Depuis des années, la question des raccordements longs et/ou complexes vient jouer les trouble-fête dans le plan France THD. Un projet à 150 millions d’euros a été mis en consultation par le gouvernement. L’Avicca fait part de ses retours et demande de « simplifier la démarche, qui paraît à ce stade aussi complexe que les raccordements ».

Le plan France THD prévoit pour rappel que 100 % de la population puisse profiter d’un accès haut débit – c’est-à-dire 30 Mb/s en téléchargement minimum – d’ici la fin de l’année. 80 % au moins des lignes doivent être en fibre optique (FTTH). Le chantier était titanesque, mais il touche à sa fin… tant bien que mal.

Quoi qu’il en soit, l’objectif devrait être tenu sans aucun problème.
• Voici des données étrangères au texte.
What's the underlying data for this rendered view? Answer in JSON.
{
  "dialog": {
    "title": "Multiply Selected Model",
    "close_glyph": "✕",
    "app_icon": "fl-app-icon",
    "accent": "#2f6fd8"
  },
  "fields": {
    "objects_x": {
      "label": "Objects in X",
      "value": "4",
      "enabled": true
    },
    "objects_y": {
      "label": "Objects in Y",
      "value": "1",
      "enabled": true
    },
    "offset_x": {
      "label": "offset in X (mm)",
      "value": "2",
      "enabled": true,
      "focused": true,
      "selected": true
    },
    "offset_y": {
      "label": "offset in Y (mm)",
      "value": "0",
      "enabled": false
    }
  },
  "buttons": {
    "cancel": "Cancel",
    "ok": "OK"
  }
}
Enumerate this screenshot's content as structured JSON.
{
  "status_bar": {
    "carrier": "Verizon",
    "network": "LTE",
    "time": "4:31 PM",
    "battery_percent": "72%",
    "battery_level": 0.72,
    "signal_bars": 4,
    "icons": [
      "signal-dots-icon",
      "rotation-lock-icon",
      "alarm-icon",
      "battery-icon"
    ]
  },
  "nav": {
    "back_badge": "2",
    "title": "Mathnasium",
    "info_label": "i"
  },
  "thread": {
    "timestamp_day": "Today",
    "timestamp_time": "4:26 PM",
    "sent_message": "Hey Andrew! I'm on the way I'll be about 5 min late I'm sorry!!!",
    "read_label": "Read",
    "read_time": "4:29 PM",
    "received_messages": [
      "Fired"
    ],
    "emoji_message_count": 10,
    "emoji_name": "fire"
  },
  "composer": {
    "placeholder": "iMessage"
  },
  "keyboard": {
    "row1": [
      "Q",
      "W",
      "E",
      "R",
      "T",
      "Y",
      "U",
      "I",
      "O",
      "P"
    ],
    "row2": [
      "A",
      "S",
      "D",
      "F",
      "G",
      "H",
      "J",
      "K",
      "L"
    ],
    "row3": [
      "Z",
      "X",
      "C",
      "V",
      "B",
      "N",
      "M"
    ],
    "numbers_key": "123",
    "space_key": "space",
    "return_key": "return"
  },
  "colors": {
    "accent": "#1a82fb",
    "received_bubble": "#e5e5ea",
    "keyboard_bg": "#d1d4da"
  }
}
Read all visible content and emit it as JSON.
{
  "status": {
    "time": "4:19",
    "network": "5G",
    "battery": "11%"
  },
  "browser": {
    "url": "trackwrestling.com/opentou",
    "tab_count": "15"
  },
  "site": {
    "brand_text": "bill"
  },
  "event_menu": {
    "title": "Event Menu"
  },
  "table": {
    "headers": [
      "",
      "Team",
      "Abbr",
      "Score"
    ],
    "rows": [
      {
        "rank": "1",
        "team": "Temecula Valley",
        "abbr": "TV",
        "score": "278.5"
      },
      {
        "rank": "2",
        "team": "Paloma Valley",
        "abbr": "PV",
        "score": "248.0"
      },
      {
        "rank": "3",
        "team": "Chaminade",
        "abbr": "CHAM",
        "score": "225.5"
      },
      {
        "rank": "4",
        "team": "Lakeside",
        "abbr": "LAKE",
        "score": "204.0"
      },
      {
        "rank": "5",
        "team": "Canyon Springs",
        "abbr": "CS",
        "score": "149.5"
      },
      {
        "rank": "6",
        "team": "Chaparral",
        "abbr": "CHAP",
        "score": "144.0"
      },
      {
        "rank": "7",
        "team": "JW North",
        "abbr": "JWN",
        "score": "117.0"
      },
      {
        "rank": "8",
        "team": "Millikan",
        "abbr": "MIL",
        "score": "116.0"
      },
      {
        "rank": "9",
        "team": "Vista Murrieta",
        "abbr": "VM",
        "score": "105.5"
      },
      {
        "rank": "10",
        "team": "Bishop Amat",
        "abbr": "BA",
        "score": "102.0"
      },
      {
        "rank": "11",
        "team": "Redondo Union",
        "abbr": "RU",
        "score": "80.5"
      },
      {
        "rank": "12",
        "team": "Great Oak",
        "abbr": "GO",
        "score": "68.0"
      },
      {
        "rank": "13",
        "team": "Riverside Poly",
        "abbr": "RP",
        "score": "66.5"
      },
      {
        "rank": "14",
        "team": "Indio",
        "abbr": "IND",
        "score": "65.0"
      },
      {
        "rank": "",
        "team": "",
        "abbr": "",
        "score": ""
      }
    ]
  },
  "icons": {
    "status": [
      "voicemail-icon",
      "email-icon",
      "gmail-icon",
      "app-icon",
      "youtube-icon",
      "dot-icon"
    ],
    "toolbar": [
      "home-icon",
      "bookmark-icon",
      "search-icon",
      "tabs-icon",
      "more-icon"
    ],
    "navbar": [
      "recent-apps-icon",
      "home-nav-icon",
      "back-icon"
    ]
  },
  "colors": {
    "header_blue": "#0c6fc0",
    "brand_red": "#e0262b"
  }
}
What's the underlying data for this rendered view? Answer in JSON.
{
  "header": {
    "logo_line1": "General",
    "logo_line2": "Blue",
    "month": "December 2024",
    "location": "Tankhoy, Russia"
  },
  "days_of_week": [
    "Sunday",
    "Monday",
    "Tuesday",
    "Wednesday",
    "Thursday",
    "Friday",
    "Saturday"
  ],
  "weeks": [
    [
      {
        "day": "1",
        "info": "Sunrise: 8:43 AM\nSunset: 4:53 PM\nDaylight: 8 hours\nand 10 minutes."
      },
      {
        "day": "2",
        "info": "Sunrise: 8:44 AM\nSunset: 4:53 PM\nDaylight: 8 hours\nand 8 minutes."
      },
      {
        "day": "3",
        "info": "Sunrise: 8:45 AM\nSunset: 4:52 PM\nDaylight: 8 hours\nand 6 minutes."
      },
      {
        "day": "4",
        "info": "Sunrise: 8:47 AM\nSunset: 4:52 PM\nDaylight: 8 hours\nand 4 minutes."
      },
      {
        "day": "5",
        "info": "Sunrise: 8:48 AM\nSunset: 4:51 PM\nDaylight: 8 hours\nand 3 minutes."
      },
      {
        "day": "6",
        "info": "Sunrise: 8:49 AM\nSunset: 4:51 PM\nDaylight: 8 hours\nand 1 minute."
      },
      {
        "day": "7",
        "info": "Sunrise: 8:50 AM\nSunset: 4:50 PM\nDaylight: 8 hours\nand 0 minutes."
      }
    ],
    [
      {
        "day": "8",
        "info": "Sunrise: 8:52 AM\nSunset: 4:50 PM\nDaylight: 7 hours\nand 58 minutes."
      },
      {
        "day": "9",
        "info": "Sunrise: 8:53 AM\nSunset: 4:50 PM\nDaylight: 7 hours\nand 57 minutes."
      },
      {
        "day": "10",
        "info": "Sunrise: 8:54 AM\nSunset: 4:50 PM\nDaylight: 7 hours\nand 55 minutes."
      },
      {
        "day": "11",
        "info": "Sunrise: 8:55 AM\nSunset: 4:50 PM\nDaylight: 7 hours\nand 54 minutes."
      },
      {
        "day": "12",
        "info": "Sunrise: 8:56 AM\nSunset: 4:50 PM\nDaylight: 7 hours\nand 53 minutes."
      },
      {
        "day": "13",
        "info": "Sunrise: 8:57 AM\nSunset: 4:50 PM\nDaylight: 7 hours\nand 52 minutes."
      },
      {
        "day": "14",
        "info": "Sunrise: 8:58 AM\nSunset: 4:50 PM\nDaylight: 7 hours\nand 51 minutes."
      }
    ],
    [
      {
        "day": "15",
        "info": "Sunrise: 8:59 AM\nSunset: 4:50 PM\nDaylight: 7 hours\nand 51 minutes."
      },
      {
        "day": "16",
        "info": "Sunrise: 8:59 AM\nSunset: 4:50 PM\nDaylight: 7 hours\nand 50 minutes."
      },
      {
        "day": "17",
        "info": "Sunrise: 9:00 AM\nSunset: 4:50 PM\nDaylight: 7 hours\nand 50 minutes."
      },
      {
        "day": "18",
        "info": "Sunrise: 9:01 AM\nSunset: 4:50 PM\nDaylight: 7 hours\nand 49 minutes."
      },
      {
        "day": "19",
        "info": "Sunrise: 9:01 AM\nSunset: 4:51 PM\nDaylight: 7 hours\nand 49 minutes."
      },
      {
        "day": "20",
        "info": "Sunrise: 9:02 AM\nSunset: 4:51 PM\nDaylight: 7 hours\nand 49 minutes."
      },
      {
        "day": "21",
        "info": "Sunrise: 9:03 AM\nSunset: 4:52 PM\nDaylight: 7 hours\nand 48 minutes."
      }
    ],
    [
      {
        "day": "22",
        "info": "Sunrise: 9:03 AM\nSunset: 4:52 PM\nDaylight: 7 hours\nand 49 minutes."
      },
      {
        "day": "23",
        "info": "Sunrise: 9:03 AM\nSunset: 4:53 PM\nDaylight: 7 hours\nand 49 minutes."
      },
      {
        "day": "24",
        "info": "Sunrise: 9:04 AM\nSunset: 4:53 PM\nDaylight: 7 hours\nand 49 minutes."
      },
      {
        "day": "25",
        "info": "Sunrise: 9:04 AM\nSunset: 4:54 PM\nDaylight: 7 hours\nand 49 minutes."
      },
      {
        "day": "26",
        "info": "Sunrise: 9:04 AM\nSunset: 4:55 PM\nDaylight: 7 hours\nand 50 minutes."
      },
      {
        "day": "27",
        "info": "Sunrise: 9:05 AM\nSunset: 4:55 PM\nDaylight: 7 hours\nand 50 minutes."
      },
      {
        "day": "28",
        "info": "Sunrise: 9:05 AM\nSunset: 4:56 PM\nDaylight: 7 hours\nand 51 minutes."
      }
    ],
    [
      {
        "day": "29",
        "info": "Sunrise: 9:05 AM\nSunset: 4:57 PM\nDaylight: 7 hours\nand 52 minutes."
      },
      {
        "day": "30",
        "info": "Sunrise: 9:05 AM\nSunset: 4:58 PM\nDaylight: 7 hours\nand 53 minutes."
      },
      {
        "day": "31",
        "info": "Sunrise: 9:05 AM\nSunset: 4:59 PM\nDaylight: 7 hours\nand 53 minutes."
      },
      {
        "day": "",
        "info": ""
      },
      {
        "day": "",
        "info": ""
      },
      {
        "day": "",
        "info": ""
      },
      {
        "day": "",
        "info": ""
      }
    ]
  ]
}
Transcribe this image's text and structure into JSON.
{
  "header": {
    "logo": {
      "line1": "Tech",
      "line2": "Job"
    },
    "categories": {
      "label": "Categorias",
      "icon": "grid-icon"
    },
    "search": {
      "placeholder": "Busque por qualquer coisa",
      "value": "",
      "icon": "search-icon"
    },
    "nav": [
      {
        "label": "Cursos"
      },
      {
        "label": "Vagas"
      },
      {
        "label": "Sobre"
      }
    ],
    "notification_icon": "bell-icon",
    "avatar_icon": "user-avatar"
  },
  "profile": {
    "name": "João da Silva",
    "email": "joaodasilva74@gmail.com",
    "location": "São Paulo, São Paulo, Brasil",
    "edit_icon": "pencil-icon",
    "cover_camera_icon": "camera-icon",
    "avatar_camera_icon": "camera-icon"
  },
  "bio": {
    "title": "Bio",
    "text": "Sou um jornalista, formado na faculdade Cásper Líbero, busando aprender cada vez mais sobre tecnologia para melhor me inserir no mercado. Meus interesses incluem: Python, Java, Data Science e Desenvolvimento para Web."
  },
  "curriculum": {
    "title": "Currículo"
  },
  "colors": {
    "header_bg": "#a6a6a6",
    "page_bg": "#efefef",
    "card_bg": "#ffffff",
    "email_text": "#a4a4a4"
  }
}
Philippe Le Grand, nouveau président d’InfraNum, nous expliquait d’ailleurs récemment que 70 % des foyers étaient raccordables à la fibre fin 2021, avec 87 % en ligne de mire pour la fin de cette année.

Rappelons qu’un nouvel objectif est venu se greffer par la suite : 100 % de FTTH pour 2025. « 100 % FTTH en 2025 on n’y arrivera pas puisqu’on n’a pas déjà du 100 % cuivre », rappelait à juste titre Philippe Le Grand. Patrick Chaize (sénateur et président de l’Avicca) avait formulé la même remarque il y a plusieurs mois. 

150 millions d’euros pour raccorder certains locaux « complexes »

En décembre 2021, le gouvernement parlait de son côté d’une « généralisation de la fibre optique du territoire à fin 2025 ». Qu’importe le chiffre exact finalement (95 %, 99 %, 100 %…), il y a une certitude : le déploiement de la fibre doit avancer au maximum, notamment avec l’arrivée prochaine d’un service universel de la fibre. Cela impose donc de traiter les cas les plus difficiles, c’est-à-dire les raccordements longs et/ou complexes, qui ont tendance à être laissés de côté pour le moment.

« Alors que le rythme des raccordements progresse très significativement, des difficultés pour raccorder certains logements et locaux professionnels apparaissent, les privant d’un accès effectif à la fibre. Le plan France Très Haut Débit doit tenir ses promesses, dont le succès ne se mesurera que par l’arrivée effective de la fibre dans les logements et locaux professionnels. Il est donc nécessaire que tous les raccordements puissent être effectivement réalisés », rappelait le secrétariat d’État chargé de la transition numérique et des communications électroniques.

Pour faire le point, une étude a été lancée en 2021 « afin de mieux appréhender les difficultés pouvant empêcher durablement certains locaux d’être raccordés ». Suite à cela, l’État annonçait « un soutien supplémentaire au financement de la création des infrastructures nécessaires aux raccordements finals, à hauteur de 150 millions d’euros ». Le projet de cahier des charges (docx) était alors soumis à consultation jusqu’au 31 janvier.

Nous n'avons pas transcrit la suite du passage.